A mucha honra, nací en Acayucan hace más de siete lustros. Tuve el privilegio en los años setenta y ochenta de andar como en el patio de mi casa. Correr, andar en bicicleta allá por donde estaba en proceso la obra del libramiento. Allá rampábamos sobre los montes, corríamos para llegar a la unidad deportiva frente a la Finca del Dr. Lino Lara, en donde jugábamos futbol. O sino, íbamos a cortar mangos o a pescar en la presa de Ramón González -confesión de parte, relevo de pruebas, aunque preescritos estos actos, hoy los confieso-. El parquecito, también era punto de reunión para andar en la bicicleta. Era un mundo maravilloso, un mundo que se construía momento a momento, en cada instante: no había un plan. Desde hacer una pandorga y elevarla por el rumbo del CECYT -ahora CBTIS- hasta producir un cazamariposas para atrapar aquellas especies como la monarca que en primavera proliferaban.
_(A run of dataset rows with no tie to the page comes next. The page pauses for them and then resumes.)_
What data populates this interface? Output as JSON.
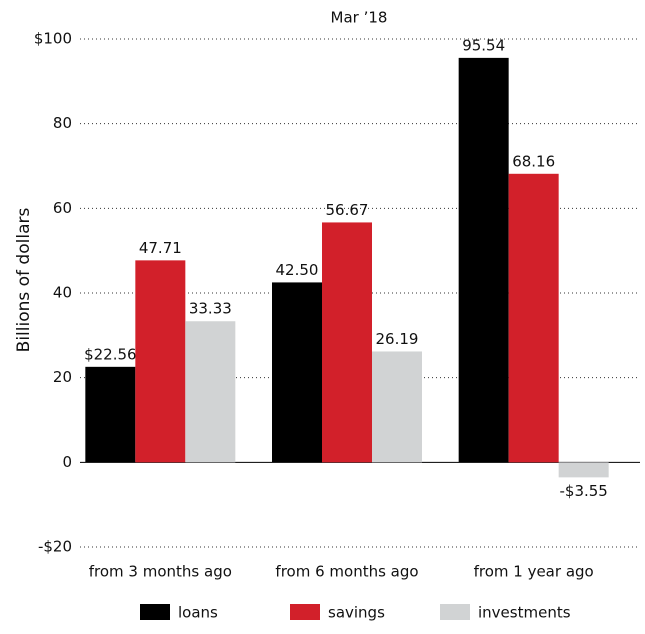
{
  "chart_data": {
    "type": "bar",
    "title": "Mar ’18",
    "y_label": "Billions of dollars",
    "categories": [
      "from 3 months ago",
      "from 6 months ago",
      "from 1 year ago"
    ],
    "series": [
      {
        "name": "loans",
        "color": "#000000",
        "values": [
          22.56,
          42.5,
          95.54
        ],
        "value_labels": [
          "$22.56",
          "42.50",
          "95.54"
        ]
      },
      {
        "name": "savings",
        "color": "#d2202a",
        "values": [
          47.71,
          56.67,
          68.16
        ],
        "value_labels": [
          "47.71",
          "56.67",
          "68.16"
        ]
      },
      {
        "name": "investments",
        "color": "#d1d3d4",
        "values": [
          33.33,
          26.19,
          -3.55
        ],
        "value_labels": [
          "33.33",
          "26.19",
          "-$3.55"
        ]
      }
    ],
    "ylim": [
      -20,
      100
    ],
    "yticks": [
      {
        "value": -20,
        "label": "-$20"
      },
      0,
      20,
      40,
      60,
      80,
      {
        "value": 100,
        "label": "$100"
      }
    ],
    "grid": true,
    "legend": "bottom"
  }
}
Acayucan está en mis raíces; sueño, pienso, imagino, recuerdo a mi pueblo querido con suma nostalgia, aquellos fabulosos años de la infancia están provistos de sus colores y del sentimiento sincrético hondamente arraigado. No obstante que han pasado muchos años, aún prevalece en mí la fonética a pesar de haber estado en otros lugares, lejos de la madre que me hizo sietemesinos. Aún me preguntan: – ¿De dónde es usted?
-De Acayucan.
-Tiene usted el acento chistoso en su hablar.
No me gusta que me lo digan, que me digan de mi acento, pienso que se ríen cuando me como una “s”. Pero me alegro de saber que debido a ello aún no rompo mi ombligo que me une a Acayucan, a quien siempre añoro. Hoy escribo esto, porque la identidad de un pueblo ya llevan sus hijos en lo profundo de su corazón.